There’s a game she likes to play by herself on some warm, summer nights when the moon hangs low and full, gleaming on the dark waters of a placid ocean. She likes to pretend the moon is her servant and can grant her wishes anytime. She likes to talk to it, and calls it her moon. But she never speaks her wishes out loud, nor does she ever speak to the moon in a loud voice. She only thinks of what she wants to say and pretends the moon can read her thoughts.
She speaks to it about all sort of things, whatever runs through her restless mind but her concluding wishes are always about him; a man of whom she dreams very often though she never speaks his name aloud either. She refers to him as “he”, as if the moon will always know there can’t be anyone else she’s talking or thinking about. As though the universe, with all its stars and planets, with its limitless size and unreachable beauty, all know there couldn’t be anyone but him.
And then, just before the first rays of dawn arrive to take her moon away, she whispers her final wish of the night, starting with “I, the girl with no name, ask you, my moon, to find him, my one and only star.”
She likes to be the girl with no name.
She likes to think that the world around her is empty and she, in the shadow of her night, can float and dance her way through the darkness to a place only she knows exists. She’s alone but never lonely, without a name so that no one speaks of or to her. She exists only through the things she does and leaves behind for others to find one day, perhaps when she’s long gone.
And she likes to believe that somewhere far, far away, there’s another world where people make wishes to the moon too. A world where people are actually happy and if life makes it so they need to wish for something, she can pirouette her way through the universe, gather stardust and make glowing origami for them that her dearest friend, the knowing moon, will tie on their door.

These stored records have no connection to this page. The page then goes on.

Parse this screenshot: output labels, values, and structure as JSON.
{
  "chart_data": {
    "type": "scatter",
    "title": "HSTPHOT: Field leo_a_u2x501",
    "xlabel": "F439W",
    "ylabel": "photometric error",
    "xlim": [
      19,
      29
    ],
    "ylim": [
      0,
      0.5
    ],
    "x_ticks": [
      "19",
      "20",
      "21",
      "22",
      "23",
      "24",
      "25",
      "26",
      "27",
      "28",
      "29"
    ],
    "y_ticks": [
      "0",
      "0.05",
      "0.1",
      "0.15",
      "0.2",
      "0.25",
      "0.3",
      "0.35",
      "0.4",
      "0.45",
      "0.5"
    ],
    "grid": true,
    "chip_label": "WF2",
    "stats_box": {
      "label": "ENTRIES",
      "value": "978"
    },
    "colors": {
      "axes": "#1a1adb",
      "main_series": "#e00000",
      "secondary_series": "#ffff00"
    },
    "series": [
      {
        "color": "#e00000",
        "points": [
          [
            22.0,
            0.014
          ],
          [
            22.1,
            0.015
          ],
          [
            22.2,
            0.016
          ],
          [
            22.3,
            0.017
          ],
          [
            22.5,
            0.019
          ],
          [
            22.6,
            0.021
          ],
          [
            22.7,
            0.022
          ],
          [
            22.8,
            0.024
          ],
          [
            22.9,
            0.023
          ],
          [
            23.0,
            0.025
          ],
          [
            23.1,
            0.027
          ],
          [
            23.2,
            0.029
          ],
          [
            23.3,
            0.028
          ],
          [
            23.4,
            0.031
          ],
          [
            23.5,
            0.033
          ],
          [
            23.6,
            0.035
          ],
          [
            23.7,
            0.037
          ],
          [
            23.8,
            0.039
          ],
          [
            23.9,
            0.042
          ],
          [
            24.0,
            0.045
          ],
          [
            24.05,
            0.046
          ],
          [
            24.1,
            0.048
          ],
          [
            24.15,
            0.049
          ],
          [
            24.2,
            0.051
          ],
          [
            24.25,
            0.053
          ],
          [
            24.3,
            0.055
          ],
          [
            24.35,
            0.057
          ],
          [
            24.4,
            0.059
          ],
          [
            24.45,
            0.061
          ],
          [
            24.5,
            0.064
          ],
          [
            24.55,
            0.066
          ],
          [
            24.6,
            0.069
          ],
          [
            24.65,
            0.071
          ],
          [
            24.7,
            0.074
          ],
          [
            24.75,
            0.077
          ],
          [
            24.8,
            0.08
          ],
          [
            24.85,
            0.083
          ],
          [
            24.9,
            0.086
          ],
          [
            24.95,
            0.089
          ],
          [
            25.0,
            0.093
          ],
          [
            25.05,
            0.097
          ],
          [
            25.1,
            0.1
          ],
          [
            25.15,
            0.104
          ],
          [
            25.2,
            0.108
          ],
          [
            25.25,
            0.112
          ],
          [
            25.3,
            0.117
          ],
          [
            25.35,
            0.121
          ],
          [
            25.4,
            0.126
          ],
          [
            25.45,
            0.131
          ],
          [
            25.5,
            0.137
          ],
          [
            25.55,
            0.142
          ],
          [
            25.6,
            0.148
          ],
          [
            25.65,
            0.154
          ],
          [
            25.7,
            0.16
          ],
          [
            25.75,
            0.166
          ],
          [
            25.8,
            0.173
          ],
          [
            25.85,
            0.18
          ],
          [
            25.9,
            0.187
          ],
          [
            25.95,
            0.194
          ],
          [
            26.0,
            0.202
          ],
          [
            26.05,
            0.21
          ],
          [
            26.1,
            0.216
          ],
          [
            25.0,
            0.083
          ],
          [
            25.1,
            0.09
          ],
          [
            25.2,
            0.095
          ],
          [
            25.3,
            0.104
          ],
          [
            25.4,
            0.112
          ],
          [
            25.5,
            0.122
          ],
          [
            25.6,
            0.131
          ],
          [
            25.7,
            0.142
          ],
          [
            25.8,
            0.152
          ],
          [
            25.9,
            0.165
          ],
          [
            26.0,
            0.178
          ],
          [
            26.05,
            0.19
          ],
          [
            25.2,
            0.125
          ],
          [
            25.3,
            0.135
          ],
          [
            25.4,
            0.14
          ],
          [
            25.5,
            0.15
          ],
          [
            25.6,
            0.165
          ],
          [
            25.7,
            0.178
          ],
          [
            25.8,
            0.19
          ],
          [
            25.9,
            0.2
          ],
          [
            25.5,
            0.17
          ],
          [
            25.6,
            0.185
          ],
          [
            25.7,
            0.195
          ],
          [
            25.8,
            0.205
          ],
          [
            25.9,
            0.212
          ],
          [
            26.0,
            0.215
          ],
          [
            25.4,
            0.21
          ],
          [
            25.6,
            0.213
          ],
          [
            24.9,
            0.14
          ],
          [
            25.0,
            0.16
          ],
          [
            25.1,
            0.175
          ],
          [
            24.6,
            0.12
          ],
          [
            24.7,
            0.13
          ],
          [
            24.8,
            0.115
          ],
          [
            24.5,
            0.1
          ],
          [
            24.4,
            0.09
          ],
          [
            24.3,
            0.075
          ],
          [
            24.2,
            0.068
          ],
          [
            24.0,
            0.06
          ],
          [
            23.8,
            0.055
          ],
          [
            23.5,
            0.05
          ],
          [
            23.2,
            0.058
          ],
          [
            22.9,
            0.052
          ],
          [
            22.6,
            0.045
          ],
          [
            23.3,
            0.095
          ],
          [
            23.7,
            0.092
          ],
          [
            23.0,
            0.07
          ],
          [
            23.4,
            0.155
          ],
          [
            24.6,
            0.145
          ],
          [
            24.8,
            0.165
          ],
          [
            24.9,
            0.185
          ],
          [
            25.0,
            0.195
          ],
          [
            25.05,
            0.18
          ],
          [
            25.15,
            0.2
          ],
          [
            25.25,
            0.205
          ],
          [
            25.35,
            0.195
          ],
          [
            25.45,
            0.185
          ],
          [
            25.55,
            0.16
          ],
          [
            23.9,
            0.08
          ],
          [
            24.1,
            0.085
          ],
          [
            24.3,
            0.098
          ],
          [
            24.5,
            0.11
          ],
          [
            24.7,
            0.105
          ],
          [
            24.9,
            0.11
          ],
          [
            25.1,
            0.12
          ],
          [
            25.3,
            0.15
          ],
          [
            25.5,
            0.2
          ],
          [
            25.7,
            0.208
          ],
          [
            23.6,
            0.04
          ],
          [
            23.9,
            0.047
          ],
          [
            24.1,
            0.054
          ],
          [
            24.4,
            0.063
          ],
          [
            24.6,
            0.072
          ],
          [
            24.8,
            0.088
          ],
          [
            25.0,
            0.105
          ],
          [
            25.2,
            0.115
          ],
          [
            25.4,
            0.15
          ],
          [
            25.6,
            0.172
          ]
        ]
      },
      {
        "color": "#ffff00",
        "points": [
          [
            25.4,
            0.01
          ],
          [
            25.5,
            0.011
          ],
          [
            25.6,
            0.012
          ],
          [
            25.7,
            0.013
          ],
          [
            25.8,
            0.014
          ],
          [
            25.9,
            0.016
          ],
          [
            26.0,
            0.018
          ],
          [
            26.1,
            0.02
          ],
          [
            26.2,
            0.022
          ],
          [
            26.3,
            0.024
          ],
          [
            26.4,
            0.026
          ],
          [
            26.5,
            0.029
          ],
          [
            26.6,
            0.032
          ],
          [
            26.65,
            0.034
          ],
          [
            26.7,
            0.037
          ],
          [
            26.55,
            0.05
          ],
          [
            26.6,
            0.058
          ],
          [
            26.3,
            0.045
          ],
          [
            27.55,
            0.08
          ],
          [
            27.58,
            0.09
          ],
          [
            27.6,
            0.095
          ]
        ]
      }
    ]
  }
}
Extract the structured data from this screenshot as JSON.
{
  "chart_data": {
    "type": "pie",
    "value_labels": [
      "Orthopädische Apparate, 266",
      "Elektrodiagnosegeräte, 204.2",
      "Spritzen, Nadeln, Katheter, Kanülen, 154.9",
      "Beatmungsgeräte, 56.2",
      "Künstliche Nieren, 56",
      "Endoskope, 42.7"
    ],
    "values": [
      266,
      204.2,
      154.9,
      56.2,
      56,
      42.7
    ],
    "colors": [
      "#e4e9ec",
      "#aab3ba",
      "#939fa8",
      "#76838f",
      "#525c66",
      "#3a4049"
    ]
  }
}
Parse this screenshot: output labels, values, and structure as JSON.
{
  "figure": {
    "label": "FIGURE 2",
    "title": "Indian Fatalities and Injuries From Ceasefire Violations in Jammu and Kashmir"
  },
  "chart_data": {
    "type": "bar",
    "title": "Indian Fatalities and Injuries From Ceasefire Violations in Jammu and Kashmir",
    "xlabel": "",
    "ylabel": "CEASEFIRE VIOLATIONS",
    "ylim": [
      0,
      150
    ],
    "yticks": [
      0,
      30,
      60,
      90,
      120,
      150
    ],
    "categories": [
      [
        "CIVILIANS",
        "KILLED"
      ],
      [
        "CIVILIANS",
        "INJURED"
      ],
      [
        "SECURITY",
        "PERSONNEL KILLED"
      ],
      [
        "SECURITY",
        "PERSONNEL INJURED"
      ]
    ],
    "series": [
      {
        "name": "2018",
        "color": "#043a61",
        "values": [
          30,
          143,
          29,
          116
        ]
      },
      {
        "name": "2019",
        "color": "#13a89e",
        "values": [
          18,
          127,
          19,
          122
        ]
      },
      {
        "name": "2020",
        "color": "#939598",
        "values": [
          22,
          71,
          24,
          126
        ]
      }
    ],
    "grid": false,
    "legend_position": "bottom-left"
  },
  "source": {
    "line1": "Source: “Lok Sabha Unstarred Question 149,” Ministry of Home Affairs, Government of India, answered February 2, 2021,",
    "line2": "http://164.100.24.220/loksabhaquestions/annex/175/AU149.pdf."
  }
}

She imagines those people who look tiny from such a long distance yet their importance is so great, the thought of their finding the origami and having smiles on their faces gives her the brightest of smiles too.
And then she thinks that, for herself, she has only ever had one wish and how unfair it is that it never quite works to gather stardust for her own heart’s desires.
But then the air blows warm, and the girl with no name raises her gaze to the sky with the hope that someone, somewhere in a world far, far away, is gathering stardust to make an origami only for her, and so she smiles again.